The long goodbye
Introductory remarks
One of the things I didn’t think to mention when I wrote about the benefits of attending writing courses is that you have a safe opportunity to experiment with a genre or subject you would not normally tackle.
The following article is a case in point. It deals with my experience of my mother’s dementia. The writing prompt was, I think, “a traumatic event”. Dementia is a traumatic event for everyone concerned, and what makes it especially traumatic I think is that it happens slowly. So slowly that you don’t even realise that’s what’s going on.
“Oh, she keeps forgetting things, it must be her age”, you say. But then more and more odd things start to happen, with more and more memory lapses. At least, that was our experience, and other people I’ve spoken to found the same.

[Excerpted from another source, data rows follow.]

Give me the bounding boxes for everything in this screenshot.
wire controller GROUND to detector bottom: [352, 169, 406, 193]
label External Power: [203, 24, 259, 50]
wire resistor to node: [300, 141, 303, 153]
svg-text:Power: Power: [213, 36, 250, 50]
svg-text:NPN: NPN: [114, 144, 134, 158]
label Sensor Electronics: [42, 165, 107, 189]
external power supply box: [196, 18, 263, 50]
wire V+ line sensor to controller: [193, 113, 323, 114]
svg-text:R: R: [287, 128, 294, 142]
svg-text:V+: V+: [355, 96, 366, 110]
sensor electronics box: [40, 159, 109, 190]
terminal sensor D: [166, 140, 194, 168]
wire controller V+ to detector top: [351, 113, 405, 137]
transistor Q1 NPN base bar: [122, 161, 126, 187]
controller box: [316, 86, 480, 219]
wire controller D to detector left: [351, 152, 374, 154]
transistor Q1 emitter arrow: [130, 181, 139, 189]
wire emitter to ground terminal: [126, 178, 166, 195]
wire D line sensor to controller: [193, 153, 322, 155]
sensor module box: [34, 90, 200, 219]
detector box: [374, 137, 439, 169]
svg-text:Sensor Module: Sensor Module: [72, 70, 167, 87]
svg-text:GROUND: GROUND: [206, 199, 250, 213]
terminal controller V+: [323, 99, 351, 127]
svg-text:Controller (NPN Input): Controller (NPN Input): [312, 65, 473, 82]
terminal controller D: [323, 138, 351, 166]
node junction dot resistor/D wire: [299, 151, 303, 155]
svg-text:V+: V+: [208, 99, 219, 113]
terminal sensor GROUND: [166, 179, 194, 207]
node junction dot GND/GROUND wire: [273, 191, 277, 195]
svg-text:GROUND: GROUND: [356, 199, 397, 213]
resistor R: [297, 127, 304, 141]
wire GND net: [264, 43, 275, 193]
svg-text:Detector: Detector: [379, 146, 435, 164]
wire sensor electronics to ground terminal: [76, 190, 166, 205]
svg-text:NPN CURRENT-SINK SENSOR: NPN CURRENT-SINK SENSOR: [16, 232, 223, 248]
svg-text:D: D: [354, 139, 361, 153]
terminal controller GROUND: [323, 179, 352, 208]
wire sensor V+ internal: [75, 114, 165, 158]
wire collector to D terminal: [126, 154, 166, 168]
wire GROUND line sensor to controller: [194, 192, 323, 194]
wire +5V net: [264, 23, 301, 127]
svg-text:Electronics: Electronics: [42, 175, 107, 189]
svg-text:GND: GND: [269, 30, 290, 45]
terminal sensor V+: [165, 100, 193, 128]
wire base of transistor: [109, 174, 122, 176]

I’m a fairly private person, so I normally would not write about stuff like this. Also, generally speaking the most traumatic events I’m prepared to write about are things like not being able to get an internet connection. So this exercise was quite a departure for me.
I tried to write a dispassionate article. It was an attempt to find a middle way between a purely objective approach (how could I have done that even if I had the requisite scientific knowledge?), and the kind of subjective approach that invites people (on social media especially) to commiserate, provide well-meaning homilies, and a metaphorical shoulder to cry on. You must be the judge of whether or not I succeeded.

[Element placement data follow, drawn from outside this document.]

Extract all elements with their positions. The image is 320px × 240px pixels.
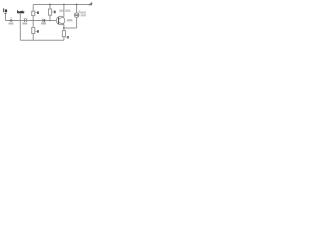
label C2 value bbox=[22, 23, 27, 25]
label R2 bbox=[35, 30, 39, 33]
label Q1 part bbox=[65, 10, 70, 13]
net label Laut bbox=[17, 10, 24, 13]
transistor Q1 bbox=[56, 16, 64, 24]
resistor R4 bbox=[62, 31, 65, 41]
label R4 bbox=[66, 36, 69, 39]
terminal In bbox=[3, 8, 7, 14]
label R1 bbox=[35, 11, 39, 14]
node collector tee bbox=[63, 4, 65, 6]
wire top rail bbox=[33, 4, 90, 6]
label Q1 type bbox=[67, 19, 72, 21]
LED D1 bbox=[74, 11, 81, 18]
resistor R3 bbox=[49, 5, 52, 21]
node B junction bbox=[49, 20, 51, 22]
label Q1 bbox=[59, 10, 63, 13]
wire LED branch down bbox=[76, 5, 78, 13]
resistor R2 bbox=[32, 21, 35, 41]
wire collector bbox=[63, 5, 65, 17]
wire LED branch lower bbox=[76, 18, 78, 28]
wire LED to emitter bbox=[64, 27, 77, 29]
label D1 colour bbox=[81, 14, 86, 16]
wire shunt to ground bbox=[19, 14, 21, 41]
wire bottom rail bbox=[20, 39, 64, 41]
resistor R1 bbox=[32, 5, 35, 21]
label D1 bbox=[81, 12, 86, 14]
capacitor C1 bbox=[9, 18, 12, 22]
label C3 value bbox=[41, 23, 46, 25]
label C1 value bbox=[9, 23, 14, 25]
node top rail LED bbox=[76, 4, 78, 6]
wire emitter bbox=[63, 24, 65, 30]
capacitor C3 bbox=[42, 18, 45, 22]
node C junction bbox=[63, 27, 65, 29]
wire main horizontal bbox=[6, 20, 57, 22]
node top rail R3 bbox=[49, 4, 51, 6]
label R3 bbox=[52, 11, 56, 14]
wire input vertical bbox=[5, 14, 7, 21]
capacitor C2 bbox=[24, 19, 28, 23]
node A junction bbox=[32, 20, 34, 22]
supply arrow bbox=[89, 2, 92, 5]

Here is the article, which was published in an anthology of creative writing called Between The Lines. If you wish to comment on it, please do so by email.
The Long Goodbye
Most of us live purposeful, contiguous, continuous lives. We do X in the hope of accomplishing Y. Life may intervene and cause us to reach Z instead, but at that point we can take a decision. Do we strive to get back on track to Y, or accept Z, or plan for something else entirely? The point is, we live in the present, but have at least one eye on the future.
Those with dementia don't enjoy such luxury. Their lives are somehow discontiguous with the real world, somehow not quite involved with objective space and time. They may do X with the intention of achieving Y, but their starting point is not one we would recognise. And tomorrow they will do X again regardless of the consequences they experienced today, because they live constantly in the present.
Practitioners of Eastern mystic religions exhort us to live in the present, to 'be here, now'. To that extent, dementia sufferers might be presumed to have reached Enlightenment. But their present is not our present. They may believe, for instance, that 'now' is fifty years ago, and everything is seen through that lens. So their starting point, their 'X', is not one that 'outsiders' would easily recognise.
And because everything seems to reset each day (I can think of no other way of putting it), they appear not to learn from the experience.
Therefore their lives are fragmented, somehow discontinuous, discontiguous. So when I recall the last years of my mother, who suffered from dementia, I remember fragments: disjointed pieces of a jigsaw which are independent yet tell a larger story.
Fragment 1:
My mother and I are enjoying a cup of tea and some cake, when she suddenly looks worried.
"Are you ok, mum?", I ask.
"I can't remember if I locked the shop up."
"Don't worry, I'll check on the way home."
The shop she was referring to was the one she'd sold when she retired, thirty years previously.
Fragment 2:
My mother was spotted striding down the road. The police brought her back to her flat in a sheltered housing complex. When they asked her where she was going, she had replied "Home, to Stoke Newington". That was indeed where she lived – seventy years ago.
The story told by such fragments is one of loss. Each time you see that person, there is something missing, there is somehow a bit less of them. They are disappearing.
When someone dies, there is a period of mourning, a formal period that starts with their death, involves certain procedures or practices, and ends after a set time. There is also a period of grieving, which doesn't end, but lessens over time. When someone has dementia, they are still alive, so you cannot begin to mourn their loss. But the grieving starts, and becomes worse over time.
One cold, rainy night in November, my mother's care home phoned at around 11 pm to tell me that my mother had passed away.
I had the best night's sleep I'd had in years.